Kasus ini menambah daftar panjang peredaran narkotika dan obat keras yang kini mulai dimodifikasi dalam berbagai bentuk, termasuk melalui rokok elektrik atau vape.
Modus ini dinilai semakin marak karena dianggap lebih sulit terdeteksi dan lebih mudah diedarkan di kalangan masyarakat, khususnya anak muda.
Saat ini, pihak kepolisian masih melakukan pendalaman guna mengungkap jaringan yang lebih luas di balik peredaran vape berisi etomidate tersebut.

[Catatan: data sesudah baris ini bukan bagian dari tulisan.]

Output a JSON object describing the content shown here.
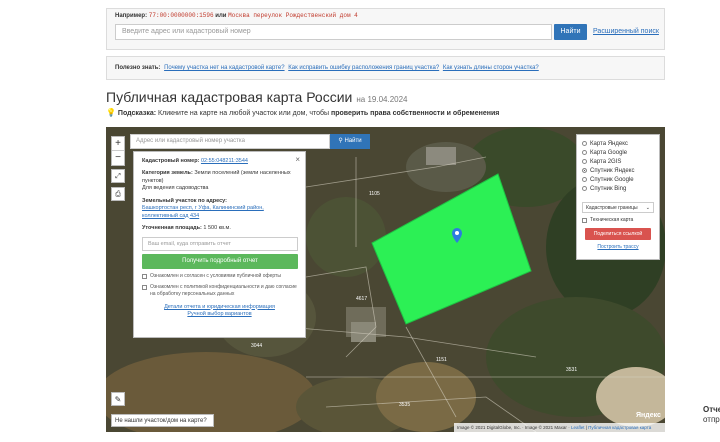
{
  "search": {
    "example_label": "Например:",
    "example_number": "77:00:0000000:1596",
    "example_or": "или",
    "example_address": "Москва переулок Рождественский дом 4",
    "placeholder": "Введите адрес или кадастровый номер",
    "button": "Найти",
    "advanced_link": "Расширенный поиск"
  },
  "useful": {
    "label": "Полезно знать:",
    "links": [
      "Почему участка нет на кадастровой карте?",
      "Как исправить ошибку расположения границ участка?",
      "Как узнать длины сторон участка?"
    ]
  },
  "page": {
    "title": "Публичная кадастровая карта России",
    "date": "на 19.04.2024",
    "hint_label": "Подсказка:",
    "hint_text": "Кликните на карте на любой участок или дом, чтобы",
    "hint_bold": "проверить права собственности и обременения"
  },
  "map": {
    "search_placeholder": "Адрес или кадастровый номер участка",
    "search_button": "Найти",
    "zoom_in": "+",
    "zoom_out": "−",
    "info": {
      "cadastral_label": "Кадастровый номер:",
      "cadastral_value": "02:55:048211:3544",
      "category_label": "Категория земель:",
      "category_value": "Земли поселений (земли населенных пунктов)",
      "usage_value": "Для ведения садоводства",
      "address_label": "Земельный участок по адресу:",
      "address_value": "Башкортостан респ, г Уфа, Калининский район, коллективный сад 434",
      "area_label": "Уточненная площадь:",
      "area_value": "1 500 кв.м.",
      "email_placeholder": "Ваш email, куда отправить отчет",
      "report_button": "Получить подробный отчет",
      "consent1": "Ознакомлен и согласен с условиями публичной оферты",
      "consent2": "Ознакомлен с политикой конфиденциальности и даю согласие на обработку персональных данных",
      "link1": "Детали отчета и юридическая информация",
      "link2": "Ручной выбор вариантов"
    },
    "layers": {
      "options": [
        "Карта Яндекс",
        "Карта Google",
        "Карта 2GIS",
        "Спутник Яндекс",
        "Спутник Google",
        "Спутник Bing"
      ],
      "selected": "Спутник Яндекс",
      "select_value": "Кадастровые границы",
      "tech_map": "Техническая карта",
      "share_button": "Поделиться ссылкой",
      "route_link": "Построить трассу"
    },
    "not_found": "Не нашли участок/дом на карте?",
    "attribution": "Image © 2021 DigitalGlobe, Inc. · Image © 2021 Maxar",
    "leaflet": "Leaflet",
    "attribution_link": "Публичная кадастровая карта",
    "yandex": "Яндекс",
    "parcel_numbers": [
      "1105",
      "4617",
      "3044",
      "1151",
      "3535",
      "3531"
    ]
  },
  "side": {
    "line1": "Отче",
    "line2": "отпра"
  },
  "colors": {
    "primary": "#3074b8",
    "parcel": "#2cf055",
    "report_button": "#5cb85c",
    "share_button": "#d9534f"
  }
}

Tidak menutup kemungkinan adanya pelaku lain yang terlibat dalam distribusi barang ilegal ini.
Atas perbuatannya, tersangka dijerat dengan Pasal 114 ayat (1) Undang-Undang Republik Indonesia Nomor 35 Tahun 2009 tentang Narkotika dan/atau Pasal 609 ayat (1) Undang-Undang Republik Indonesia Nomor 1 Tahun 2026 tentang Penyesuaian Pidana.
Ancaman hukuman yang dihadapi pelaku cukup berat, sebagai bentuk komitmen pemerintah dalam memberantas peredaran narkotika di Indonesia.